YES campaign force CUSU to campaign for class lists

It’ll be up to CUSU to make sure the opt-out happens

class lists council CUSU democracy force Students University of Cambridge

To confirm the victory for class lists last week, a motion was submitted to confirm that CUSU would campaign for them to stay. 

Campaigners from Save the Class Lists and the YES Campaign, Nicholas Taylor and Jack Drury put forward a motion to CUSU council which asked CUSU to send a fly-sheet to Regent House members. The motion wanted CUSU to confirm ‘that the student referendum must be respected’ and the the Grace passed by the University Council was inconsistent with the views of students.

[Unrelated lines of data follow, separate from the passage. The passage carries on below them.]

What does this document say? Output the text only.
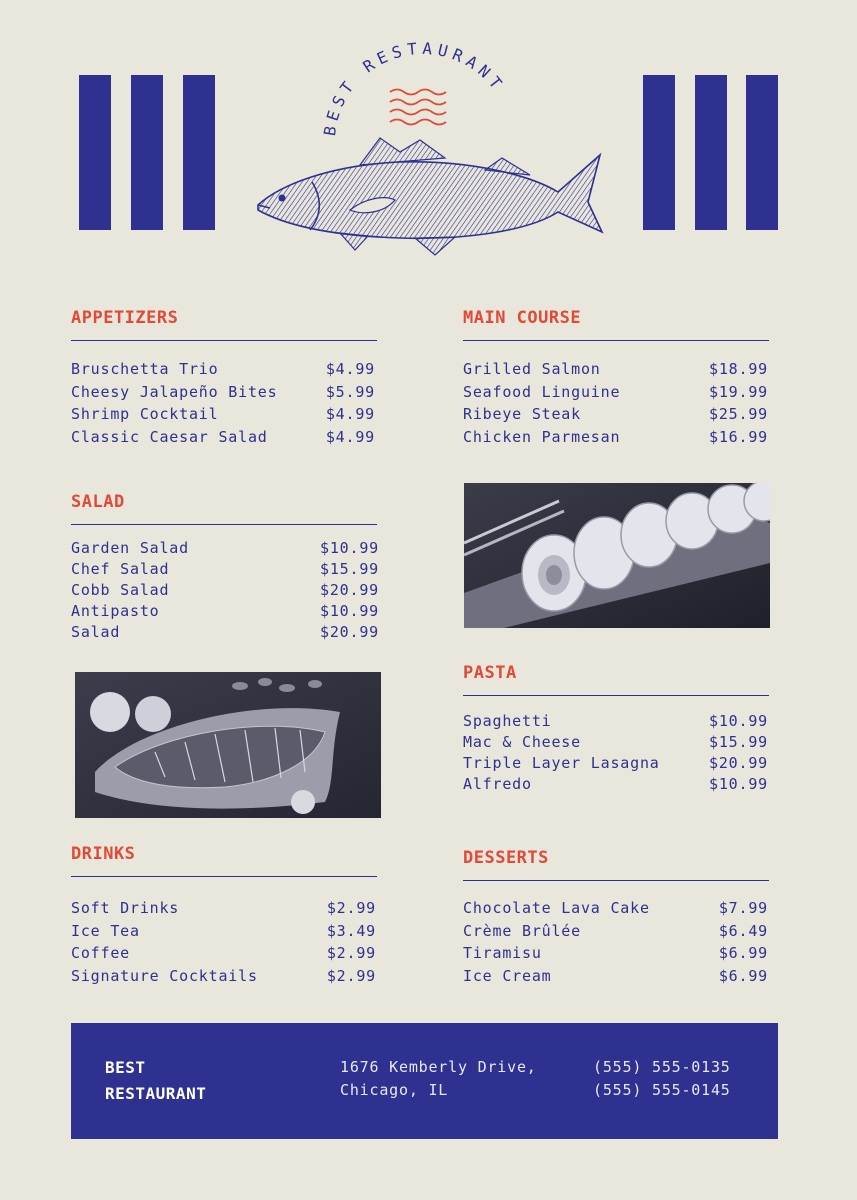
BEST RESTAURANT
APPETIZERS
Bruschetta Trio	$4.99
Cheesy Jalapeño Bites	$5.99
Shrimp Cocktail	$4.99
Classic Caesar Salad	$4.99
MAIN COURSE
Grilled Salmon	$18.99
Seafood Linguine	$19.99
Ribeye Steak	$25.99
Chicken Parmesan	$16.99
SALAD
Garden Salad	$10.99
Chef Salad	$15.99
Cobb Salad	$20.99
Antipasto	$10.99
Salad	$20.99
PASTA
Spaghetti	$10.99
Mac & Cheese	$15.99
Triple Layer Lasagna	$20.99
Alfredo	$10.99
DRINKS
Soft Drinks	$2.99
Ice Tea	$3.49
Coffee	$2.99
Signature Cocktails	$2.99
DESSERTS
Chocolate Lava Cake	$7.99
Crème Brûlée	$6.49
Tiramisu	$6.99
Ice Cream	$6.99
BEST
RESTAURANT
1676 Kemberly Drive,
Chicago, IL
(555) 555-0135
(555) 555-0145
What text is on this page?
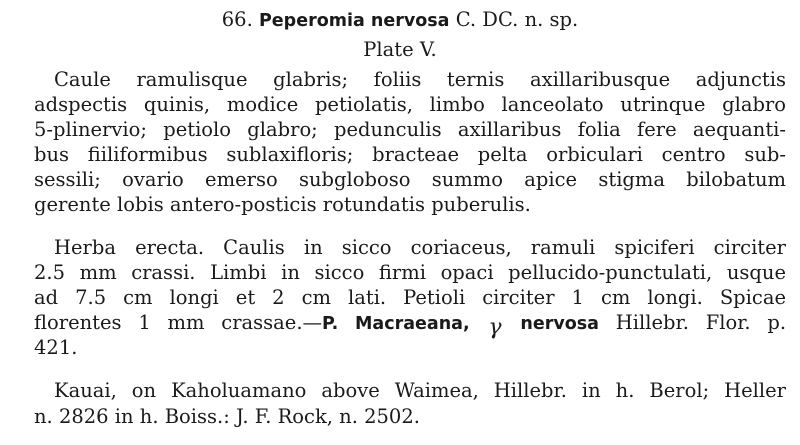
66. Peperomia nervosa C. DC. n. sp.
Plate V.
Caule ramulisque glabris; foliis ternis axillaribusque adjunctis
adspectis quinis, modice petiolatis, limbo lanceolato utrinque glabro
5-plinervio; petiolo glabro; pedunculis axillaribus folia fere aequanti-
bus fiiliformibus sublaxifloris; bracteae pelta orbiculari centro sub-
sessili; ovario emerso subgloboso summo apice stigma bilobatum
gerente lobis antero-posticis rotundatis puberulis.
Herba erecta. Caulis in sicco coriaceus, ramuli spiciferi circiter
2.5 mm crassi. Limbi in sicco firmi opaci pellucido-punctulati, usque
ad 7.5 cm longi et 2 cm lati. Petioli circiter 1 cm longi. Spicae
florentes 1 mm crassae.—P. Macraeana, γ nervosa Hillebr. Flor. p.
421.
Kauai, on Kaholuamano above Waimea, Hillebr. in h. Berol; Heller
n. 2826 in h. Boiss.: J. F. Rock, n. 2502.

It’s up to Fellows to decide the class lists’ final fate, with a vote due later this term. The Vice-Chancellor seems to have submitted the Grace to abolish the class lists because CUSU Council last year voted unanimously to get rid of them.  The University Council passed a Grace (yes, we’re confused by these terms too, but just go with it) which confirmed the abolition of Class Lists.

How terrifying

The Class Lists referendum last week – which decided ‘CUSU should campaign to keep the Class List with an easier, opt out process’ – passed with a Yes vote of 55.34%. This was the second largest mandate in CUSU history and called into question the representativeness of CUSU Council. Amatey himself said that Council should “constantly think about how best to represent students” and use this result as an opportunity for reflection.

Much representation. Very power.

It was agreed – in amendments to the motion – that CUSU would emphasise that students didn’t vote for the current situation. To keep the class lists in any form, the current Grace has to be voted down, and then it’s up to CUSU to emphasise at University Council that students want an unconditional opt-out. Amatey confirmed that the concerns of the 44% who wanted to abolish the system would be heard.

In an interesting reflection on CUSU’s view of their own influence (or lack thereof) within the university, the Education Officer, Roberta, was very pessimistic about the possibility of getting the opt-out system in place.

The motion passed in the end with a clear majority. There were very few nos and five abstentions, a clear reversal from last year’s vote.